An Edict From My Death Bed
How foolish was I? One after another of my associates came down with flu, bronchitis, and the such and I thought it would all pass me by. Surely, I took precautions: I didn't kiss on the lips, washed my hands regularly, and looked into the distance when addressed. When "the plague" started in full force I homed in on old remedies like having my corset tightened and fresh ringlets shaped in my hair.
Alas, IT struck me yesterday and I couldn't even reply in kind when one wag said, "Nothing can fell an Battleaxe like you". Battleaxe, indeed. If I had had the strenth to lift my fan, I would have slapped her.

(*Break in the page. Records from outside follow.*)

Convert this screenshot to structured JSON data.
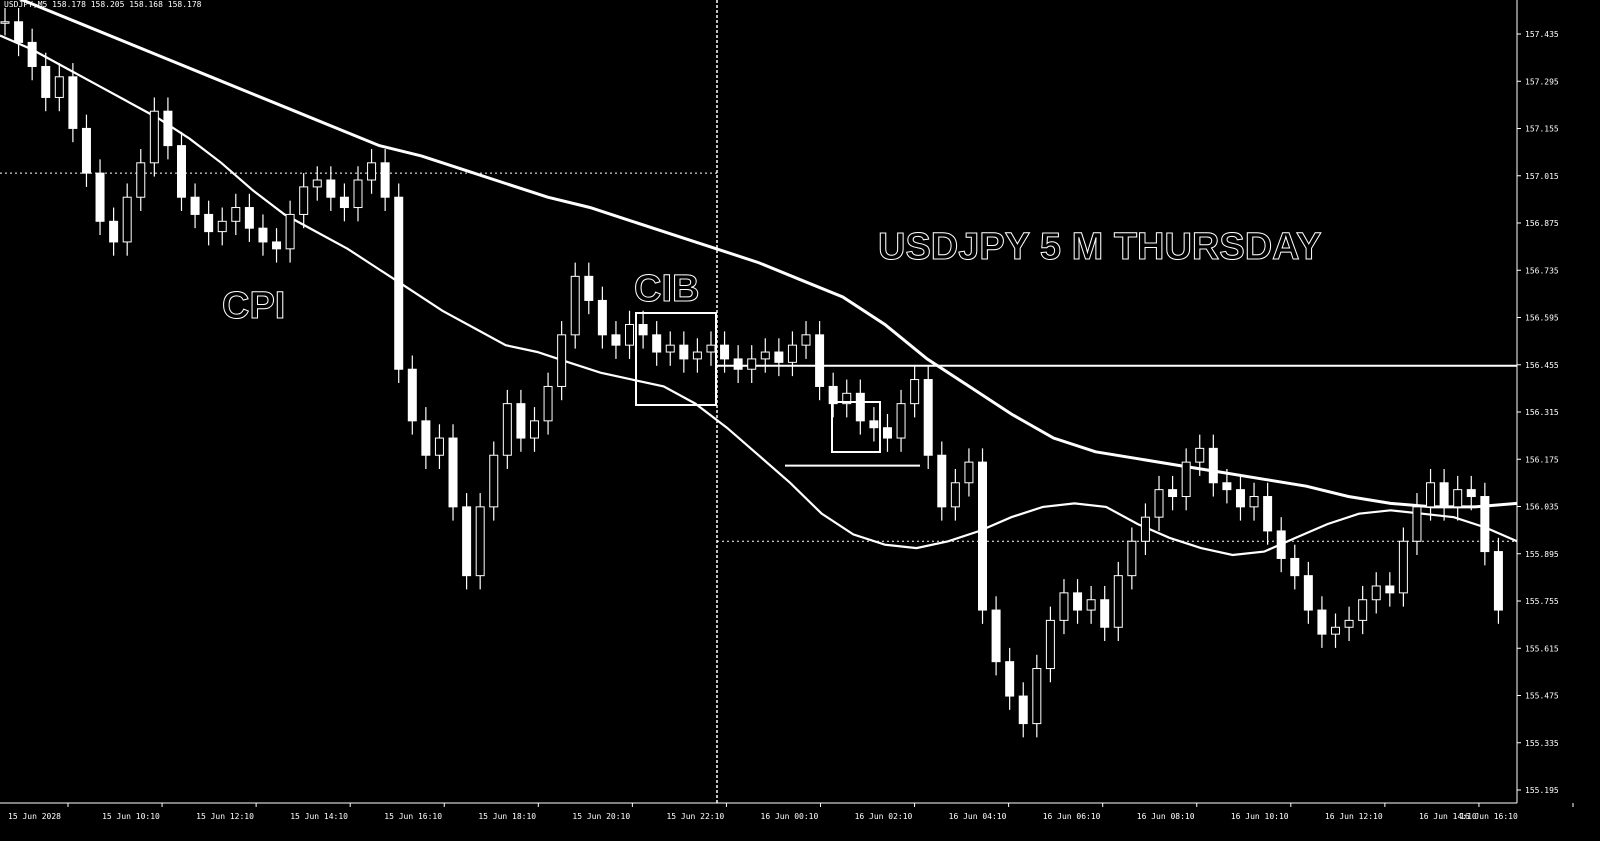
{
  "header": {
    "symbol_ohlc": "USDJPY,M5 158.178 158.205 158.168 158.178"
  },
  "annotations": {
    "title": "USDJPY 5 M THURSDAY",
    "cpi": "CPI",
    "cib": "CIB"
  },
  "colors": {
    "background": "#000000",
    "foreground": "#ffffff"
  },
  "chart_data": {
    "type": "candlestick",
    "x_ticks": [
      "15 Jun 2028",
      "15 Jun 10:10",
      "15 Jun 12:10",
      "15 Jun 14:10",
      "15 Jun 16:10",
      "15 Jun 18:10",
      "15 Jun 20:10",
      "15 Jun 22:10",
      "16 Jun 00:10",
      "16 Jun 02:10",
      "16 Jun 04:10",
      "16 Jun 06:10",
      "16 Jun 08:10",
      "16 Jun 10:10",
      "16 Jun 12:10",
      "16 Jun 14:10",
      "16 Jun 16:10"
    ],
    "y_ticks": [
      "157.435",
      "157.295",
      "157.155",
      "157.015",
      "156.875",
      "156.735",
      "156.595",
      "156.455",
      "156.315",
      "156.175",
      "156.035",
      "155.895",
      "155.755",
      "155.615",
      "155.475",
      "155.335",
      "155.195"
    ],
    "ylim": [
      155.195,
      157.5
    ],
    "horizontal_lines": [
      157.02,
      156.46,
      156.17,
      155.95
    ],
    "vertical_separator_time": "16 Jun 00:00",
    "grid": false,
    "closes": [
      157.46,
      157.4,
      157.33,
      157.24,
      157.3,
      157.15,
      157.02,
      156.88,
      156.82,
      156.95,
      157.05,
      157.2,
      157.1,
      156.95,
      156.9,
      156.85,
      156.88,
      156.92,
      156.86,
      156.82,
      156.8,
      156.9,
      156.98,
      157.0,
      156.95,
      156.92,
      157.0,
      157.05,
      156.95,
      156.45,
      156.3,
      156.2,
      156.25,
      156.05,
      155.85,
      156.05,
      156.2,
      156.35,
      156.25,
      156.3,
      156.4,
      156.55,
      156.72,
      156.65,
      156.55,
      156.52,
      156.58,
      156.55,
      156.5,
      156.52,
      156.48,
      156.5,
      156.52,
      156.48,
      156.45,
      156.48,
      156.5,
      156.47,
      156.52,
      156.55,
      156.4,
      156.35,
      156.38,
      156.3,
      156.28,
      156.25,
      156.35,
      156.42,
      156.2,
      156.05,
      156.12,
      156.18,
      155.75,
      155.6,
      155.5,
      155.42,
      155.58,
      155.72,
      155.8,
      155.75,
      155.78,
      155.7,
      155.85,
      155.95,
      156.02,
      156.1,
      156.08,
      156.18,
      156.22,
      156.12,
      156.1,
      156.05,
      156.08,
      155.98,
      155.9,
      155.85,
      155.75,
      155.68,
      155.7,
      155.72,
      155.78,
      155.82,
      155.8,
      155.95,
      156.05,
      156.12,
      156.05,
      156.1,
      156.08,
      155.92,
      155.75
    ],
    "moving_averages": [
      {
        "values": [
          157.42,
          157.38,
          157.33,
          157.28,
          157.23,
          157.18,
          157.12,
          157.05,
          156.97,
          156.9,
          156.85,
          156.8,
          156.74,
          156.68,
          156.62,
          156.57,
          156.52,
          156.5,
          156.47,
          156.44,
          156.42,
          156.4,
          156.35,
          156.28,
          156.2,
          156.12,
          156.03,
          155.97,
          155.94,
          155.93,
          155.95,
          155.98,
          156.02,
          156.05,
          156.06,
          156.05,
          156.0,
          155.96,
          155.93,
          155.91,
          155.92,
          155.96,
          156.0,
          156.03,
          156.04,
          156.03,
          156.02,
          155.99,
          155.95
        ]
      },
      {
        "values": [
          157.55,
          157.5,
          157.45,
          157.4,
          157.35,
          157.3,
          157.25,
          157.2,
          157.15,
          157.1,
          157.07,
          157.03,
          156.99,
          156.95,
          156.92,
          156.88,
          156.84,
          156.8,
          156.76,
          156.71,
          156.66,
          156.58,
          156.48,
          156.4,
          156.32,
          156.25,
          156.21,
          156.19,
          156.17,
          156.15,
          156.13,
          156.11,
          156.08,
          156.06,
          156.05,
          156.05,
          156.06
        ]
      }
    ]
  }
}
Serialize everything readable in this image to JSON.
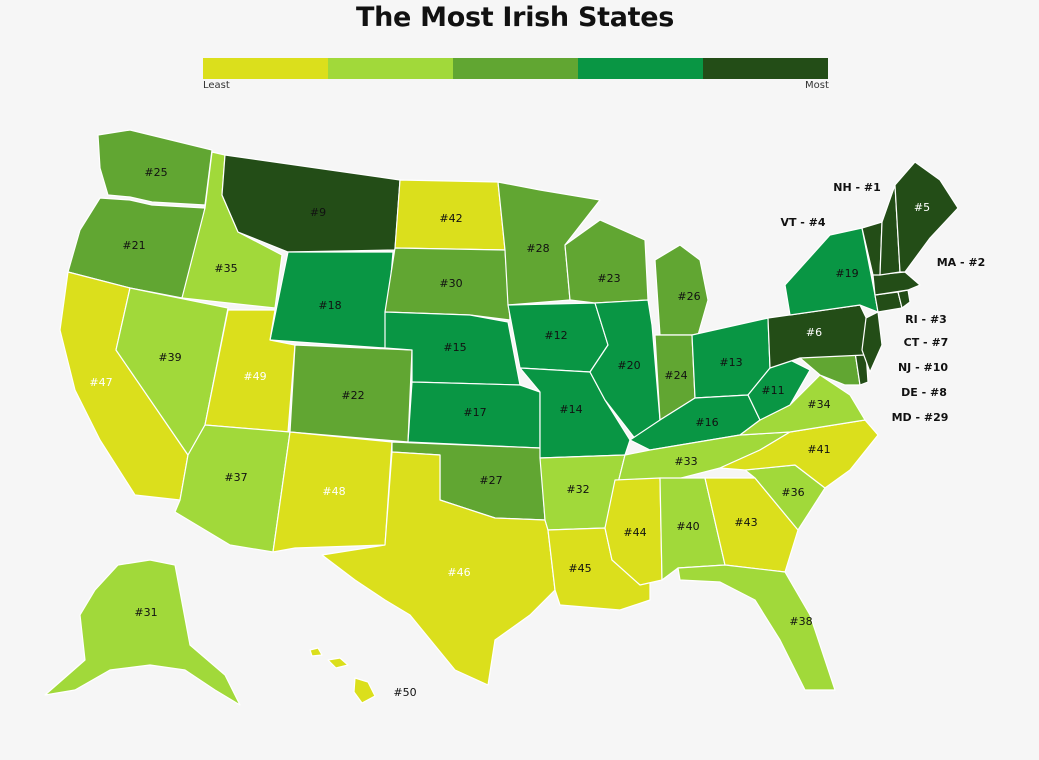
{
  "title": "The Most Irish States",
  "legend": {
    "least": "Least",
    "most": "Most",
    "colors": [
      "#dbdf1c",
      "#a1d93a",
      "#61a632",
      "#099644",
      "#234d17"
    ]
  },
  "states": {
    "WA": {
      "label": "#25",
      "rank": 25
    },
    "OR": {
      "label": "#21",
      "rank": 21
    },
    "CA": {
      "label": "#47",
      "rank": 47
    },
    "ID": {
      "label": "#35",
      "rank": 35
    },
    "NV": {
      "label": "#39",
      "rank": 39
    },
    "MT": {
      "label": "#9",
      "rank": 9
    },
    "WY": {
      "label": "#18",
      "rank": 18
    },
    "UT": {
      "label": "#49",
      "rank": 49
    },
    "AZ": {
      "label": "#37",
      "rank": 37
    },
    "CO": {
      "label": "#22",
      "rank": 22
    },
    "NM": {
      "label": "#48",
      "rank": 48
    },
    "ND": {
      "label": "#42",
      "rank": 42
    },
    "SD": {
      "label": "#30",
      "rank": 30
    },
    "NE": {
      "label": "#15",
      "rank": 15
    },
    "KS": {
      "label": "#17",
      "rank": 17
    },
    "OK": {
      "label": "#27",
      "rank": 27
    },
    "TX": {
      "label": "#46",
      "rank": 46
    },
    "MN": {
      "label": "#28",
      "rank": 28
    },
    "IA": {
      "label": "#12",
      "rank": 12
    },
    "MO": {
      "label": "#14",
      "rank": 14
    },
    "AR": {
      "label": "#32",
      "rank": 32
    },
    "LA": {
      "label": "#45",
      "rank": 45
    },
    "WI": {
      "label": "#23",
      "rank": 23
    },
    "IL": {
      "label": "#20",
      "rank": 20
    },
    "MI": {
      "label": "#26",
      "rank": 26
    },
    "IN": {
      "label": "#24",
      "rank": 24
    },
    "OH": {
      "label": "#13",
      "rank": 13
    },
    "KY": {
      "label": "#16",
      "rank": 16
    },
    "TN": {
      "label": "#33",
      "rank": 33
    },
    "MS": {
      "label": "#44",
      "rank": 44
    },
    "AL": {
      "label": "#40",
      "rank": 40
    },
    "GA": {
      "label": "#43",
      "rank": 43
    },
    "FL": {
      "label": "#38",
      "rank": 38
    },
    "SC": {
      "label": "#36",
      "rank": 36
    },
    "NC": {
      "label": "#41",
      "rank": 41
    },
    "VA": {
      "label": "#34",
      "rank": 34
    },
    "WV": {
      "label": "#11",
      "rank": 11
    },
    "PA": {
      "label": "#6",
      "rank": 6
    },
    "NY": {
      "label": "#19",
      "rank": 19
    },
    "ME": {
      "label": "#5",
      "rank": 5
    },
    "AK": {
      "label": "#31",
      "rank": 31
    },
    "HI": {
      "label": "#50",
      "rank": 50
    }
  },
  "callouts": {
    "NH": "NH - #1",
    "VT": "VT - #4",
    "MA": "MA - #2",
    "RI": "RI - #3",
    "CT": "CT - #7",
    "NJ": "NJ - #10",
    "DE": "DE - #8",
    "MD": "MD - #29"
  }
}
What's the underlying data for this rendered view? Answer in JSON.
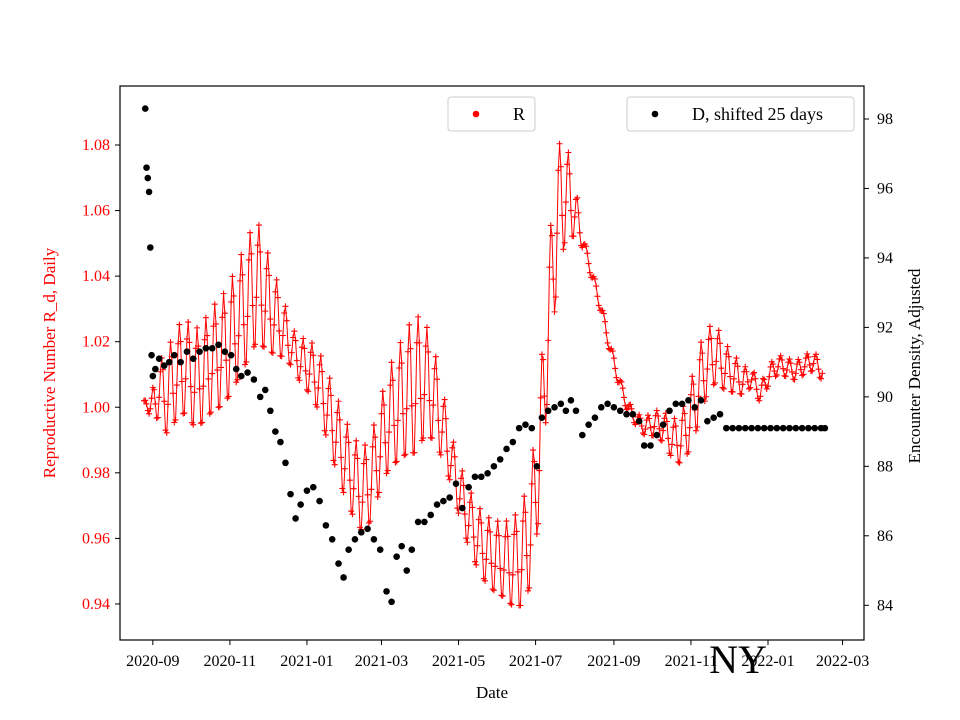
{
  "chart_data": {
    "type": "scatter",
    "title": "",
    "region_label": "NY",
    "xlabel": "Date",
    "ylabel_left": "Reproductive Number R_d, Daily",
    "ylabel_right": "Encounter Density, Adjusted",
    "x_ticks": [
      "2020-09",
      "2020-11",
      "2021-01",
      "2021-03",
      "2021-05",
      "2021-07",
      "2021-09",
      "2021-11",
      "2022-01",
      "2022-03"
    ],
    "xlim": [
      "2020-08-06",
      "2022-03-18"
    ],
    "y_left_ticks": [
      "0.94",
      "0.96",
      "0.98",
      "1.00",
      "1.02",
      "1.04",
      "1.06",
      "1.08"
    ],
    "ylim_left": [
      0.929,
      1.098
    ],
    "y_right_ticks": [
      "84",
      "86",
      "88",
      "90",
      "92",
      "94",
      "96",
      "98"
    ],
    "ylim_right": [
      83.0,
      98.95
    ],
    "legend": [
      {
        "name": "R",
        "color": "#ff0000",
        "location": "top-center"
      },
      {
        "name": "D, shifted 25 days",
        "color": "#000000",
        "location": "top-right"
      }
    ],
    "colors": {
      "R": "#ff0000",
      "D": "#000000",
      "left_axis": "#ff0000",
      "right_axis": "#000000"
    },
    "series": [
      {
        "name": "R",
        "axis": "left",
        "marker": "+",
        "points": [
          [
            "2020-08-25",
            1.002
          ],
          [
            "2020-08-31",
            1.0
          ],
          [
            "2020-09-06",
            1.005
          ],
          [
            "2020-09-13",
            1.004
          ],
          [
            "2020-09-20",
            1.01
          ],
          [
            "2020-09-27",
            1.012
          ],
          [
            "2020-10-04",
            1.008
          ],
          [
            "2020-10-11",
            1.01
          ],
          [
            "2020-10-18",
            1.014
          ],
          [
            "2020-10-25",
            1.016
          ],
          [
            "2020-11-01",
            1.02
          ],
          [
            "2020-11-08",
            1.026
          ],
          [
            "2020-11-15",
            1.032
          ],
          [
            "2020-11-22",
            1.038
          ],
          [
            "2020-11-29",
            1.033
          ],
          [
            "2020-12-06",
            1.028
          ],
          [
            "2020-12-13",
            1.024
          ],
          [
            "2020-12-20",
            1.018
          ],
          [
            "2020-12-27",
            1.014
          ],
          [
            "2021-01-03",
            1.012
          ],
          [
            "2021-01-10",
            1.008
          ],
          [
            "2021-01-17",
            1.0
          ],
          [
            "2021-01-24",
            0.992
          ],
          [
            "2021-01-31",
            0.984
          ],
          [
            "2021-02-07",
            0.978
          ],
          [
            "2021-02-14",
            0.974
          ],
          [
            "2021-02-21",
            0.978
          ],
          [
            "2021-02-28",
            0.988
          ],
          [
            "2021-03-07",
            0.996
          ],
          [
            "2021-03-14",
            1.0
          ],
          [
            "2021-03-21",
            1.004
          ],
          [
            "2021-03-28",
            1.006
          ],
          [
            "2021-04-04",
            1.008
          ],
          [
            "2021-04-11",
            1.004
          ],
          [
            "2021-04-18",
            0.995
          ],
          [
            "2021-04-25",
            0.984
          ],
          [
            "2021-05-02",
            0.974
          ],
          [
            "2021-05-09",
            0.966
          ],
          [
            "2021-05-16",
            0.96
          ],
          [
            "2021-05-23",
            0.956
          ],
          [
            "2021-05-30",
            0.954
          ],
          [
            "2021-06-06",
            0.953
          ],
          [
            "2021-06-13",
            0.952
          ],
          [
            "2021-06-20",
            0.954
          ],
          [
            "2021-06-27",
            0.962
          ],
          [
            "2021-07-04",
            0.985
          ],
          [
            "2021-07-11",
            1.025
          ],
          [
            "2021-07-18",
            1.058
          ],
          [
            "2021-07-25",
            1.066
          ],
          [
            "2021-08-01",
            1.06
          ],
          [
            "2021-08-08",
            1.05
          ],
          [
            "2021-08-15",
            1.04
          ],
          [
            "2021-08-22",
            1.03
          ],
          [
            "2021-08-29",
            1.018
          ],
          [
            "2021-09-05",
            1.008
          ],
          [
            "2021-09-12",
            1.0
          ],
          [
            "2021-09-19",
            0.996
          ],
          [
            "2021-09-26",
            0.994
          ],
          [
            "2021-10-03",
            0.995
          ],
          [
            "2021-10-10",
            0.994
          ],
          [
            "2021-10-17",
            0.99
          ],
          [
            "2021-10-24",
            0.99
          ],
          [
            "2021-10-31",
            0.996
          ],
          [
            "2021-11-07",
            1.006
          ],
          [
            "2021-11-14",
            1.014
          ],
          [
            "2021-11-21",
            1.016
          ],
          [
            "2021-11-28",
            1.012
          ],
          [
            "2021-12-05",
            1.01
          ],
          [
            "2021-12-12",
            1.008
          ],
          [
            "2021-12-19",
            1.009
          ],
          [
            "2021-12-26",
            1.004
          ],
          [
            "2022-01-02",
            1.01
          ],
          [
            "2022-01-09",
            1.013
          ],
          [
            "2022-01-16",
            1.012
          ],
          [
            "2022-01-23",
            1.011
          ],
          [
            "2022-01-30",
            1.013
          ],
          [
            "2022-02-06",
            1.014
          ],
          [
            "2022-02-13",
            1.011
          ]
        ],
        "amplitude": [
          [
            "2020-08-25",
            0.0
          ],
          [
            "2020-09-13",
            0.014
          ],
          [
            "2020-10-11",
            0.016
          ],
          [
            "2020-11-22",
            0.02
          ],
          [
            "2020-12-20",
            0.006
          ],
          [
            "2021-01-24",
            0.012
          ],
          [
            "2021-02-28",
            0.014
          ],
          [
            "2021-03-28",
            0.022
          ],
          [
            "2021-04-25",
            0.008
          ],
          [
            "2021-06-06",
            0.012
          ],
          [
            "2021-06-27",
            0.018
          ],
          [
            "2021-07-18",
            0.022
          ],
          [
            "2021-08-08",
            0.002
          ],
          [
            "2021-09-19",
            0.002
          ],
          [
            "2021-10-17",
            0.006
          ],
          [
            "2021-11-07",
            0.012
          ],
          [
            "2021-12-19",
            0.003
          ],
          [
            "2022-02-13",
            0.003
          ]
        ]
      },
      {
        "name": "D, shifted 25 days",
        "axis": "right",
        "marker": "o",
        "points": [
          [
            "2020-08-26",
            98.3
          ],
          [
            "2020-08-27",
            96.6
          ],
          [
            "2020-08-28",
            96.3
          ],
          [
            "2020-08-29",
            95.9
          ],
          [
            "2020-08-30",
            94.3
          ],
          [
            "2020-08-31",
            91.2
          ],
          [
            "2020-09-01",
            90.6
          ],
          [
            "2020-09-03",
            90.8
          ],
          [
            "2020-09-06",
            91.1
          ],
          [
            "2020-09-10",
            90.9
          ],
          [
            "2020-09-14",
            91.0
          ],
          [
            "2020-09-18",
            91.2
          ],
          [
            "2020-09-23",
            91.0
          ],
          [
            "2020-09-28",
            91.3
          ],
          [
            "2020-10-03",
            91.1
          ],
          [
            "2020-10-08",
            91.3
          ],
          [
            "2020-10-13",
            91.4
          ],
          [
            "2020-10-18",
            91.4
          ],
          [
            "2020-10-23",
            91.5
          ],
          [
            "2020-10-28",
            91.3
          ],
          [
            "2020-11-02",
            91.2
          ],
          [
            "2020-11-06",
            90.8
          ],
          [
            "2020-11-10",
            90.6
          ],
          [
            "2020-11-15",
            90.7
          ],
          [
            "2020-11-20",
            90.5
          ],
          [
            "2020-11-25",
            90.0
          ],
          [
            "2020-11-29",
            90.2
          ],
          [
            "2020-12-03",
            89.6
          ],
          [
            "2020-12-07",
            89.0
          ],
          [
            "2020-12-11",
            88.7
          ],
          [
            "2020-12-15",
            88.1
          ],
          [
            "2020-12-19",
            87.2
          ],
          [
            "2020-12-23",
            86.5
          ],
          [
            "2020-12-27",
            86.9
          ],
          [
            "2021-01-01",
            87.3
          ],
          [
            "2021-01-06",
            87.4
          ],
          [
            "2021-01-11",
            87.0
          ],
          [
            "2021-01-16",
            86.3
          ],
          [
            "2021-01-21",
            85.9
          ],
          [
            "2021-01-26",
            85.2
          ],
          [
            "2021-01-30",
            84.8
          ],
          [
            "2021-02-03",
            85.6
          ],
          [
            "2021-02-08",
            85.9
          ],
          [
            "2021-02-13",
            86.1
          ],
          [
            "2021-02-18",
            86.2
          ],
          [
            "2021-02-23",
            85.9
          ],
          [
            "2021-02-28",
            85.6
          ],
          [
            "2021-03-05",
            84.4
          ],
          [
            "2021-03-09",
            84.1
          ],
          [
            "2021-03-13",
            85.4
          ],
          [
            "2021-03-17",
            85.7
          ],
          [
            "2021-03-21",
            85.0
          ],
          [
            "2021-03-25",
            85.6
          ],
          [
            "2021-03-30",
            86.4
          ],
          [
            "2021-04-04",
            86.4
          ],
          [
            "2021-04-09",
            86.6
          ],
          [
            "2021-04-14",
            86.9
          ],
          [
            "2021-04-19",
            87.0
          ],
          [
            "2021-04-24",
            87.1
          ],
          [
            "2021-04-29",
            87.5
          ],
          [
            "2021-05-04",
            86.8
          ],
          [
            "2021-05-09",
            87.4
          ],
          [
            "2021-05-14",
            87.7
          ],
          [
            "2021-05-19",
            87.7
          ],
          [
            "2021-05-24",
            87.8
          ],
          [
            "2021-05-29",
            88.0
          ],
          [
            "2021-06-03",
            88.2
          ],
          [
            "2021-06-08",
            88.5
          ],
          [
            "2021-06-13",
            88.7
          ],
          [
            "2021-06-18",
            89.1
          ],
          [
            "2021-06-23",
            89.2
          ],
          [
            "2021-06-28",
            89.1
          ],
          [
            "2021-07-02",
            88.0
          ],
          [
            "2021-07-06",
            89.4
          ],
          [
            "2021-07-11",
            89.6
          ],
          [
            "2021-07-16",
            89.7
          ],
          [
            "2021-07-21",
            89.8
          ],
          [
            "2021-07-25",
            89.6
          ],
          [
            "2021-07-29",
            89.9
          ],
          [
            "2021-08-02",
            89.6
          ],
          [
            "2021-08-07",
            88.9
          ],
          [
            "2021-08-12",
            89.2
          ],
          [
            "2021-08-17",
            89.4
          ],
          [
            "2021-08-22",
            89.7
          ],
          [
            "2021-08-27",
            89.8
          ],
          [
            "2021-09-01",
            89.7
          ],
          [
            "2021-09-06",
            89.6
          ],
          [
            "2021-09-11",
            89.5
          ],
          [
            "2021-09-16",
            89.5
          ],
          [
            "2021-09-21",
            89.3
          ],
          [
            "2021-09-25",
            88.6
          ],
          [
            "2021-09-30",
            88.6
          ],
          [
            "2021-10-05",
            88.9
          ],
          [
            "2021-10-10",
            89.2
          ],
          [
            "2021-10-15",
            89.6
          ],
          [
            "2021-10-20",
            89.8
          ],
          [
            "2021-10-25",
            89.8
          ],
          [
            "2021-10-30",
            89.9
          ],
          [
            "2021-11-04",
            89.7
          ],
          [
            "2021-11-09",
            89.9
          ],
          [
            "2021-11-14",
            89.3
          ],
          [
            "2021-11-19",
            89.4
          ],
          [
            "2021-11-24",
            89.5
          ],
          [
            "2021-11-29",
            89.1
          ],
          [
            "2021-12-04",
            89.1
          ],
          [
            "2021-12-09",
            89.1
          ],
          [
            "2021-12-14",
            89.1
          ],
          [
            "2021-12-19",
            89.1
          ],
          [
            "2021-12-24",
            89.1
          ],
          [
            "2021-12-29",
            89.1
          ],
          [
            "2022-01-03",
            89.1
          ],
          [
            "2022-01-08",
            89.1
          ],
          [
            "2022-01-13",
            89.1
          ],
          [
            "2022-01-18",
            89.1
          ],
          [
            "2022-01-23",
            89.1
          ],
          [
            "2022-01-28",
            89.1
          ],
          [
            "2022-02-02",
            89.1
          ],
          [
            "2022-02-07",
            89.1
          ],
          [
            "2022-02-12",
            89.1
          ],
          [
            "2022-02-15",
            89.1
          ]
        ]
      }
    ]
  }
}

Nevertheless, while being attended by favored Ladies is Waiting, I issue this edict: The entire court is summoned on Sunday to celebrate the birthday of one of my favorites, Ray, bartender to the Latino stars. He likes sex toys, scanty clothing, and gift certificates.
3 Comments:
I feel your pain, Alexis. Both of us to the manor born and still struck down by the common cold.
Uncle Alexis,
Feel better!!! I'll try to cook up some chicken soup for you, but don't know how I'd ship it to Miami! Maybe Aunt Hadassah can make you up a bowl? :-) You're in my thoughts - get better soon!!
An edict from Mrs. Astor is like a call to arms...you report or are considered a deserter. Will have to bring some "Asopado de Pollo" for you to stay healthy. At least there is time to find an appropriate gift. (Or should that be an inappropriate one?). Hope you are feeling better.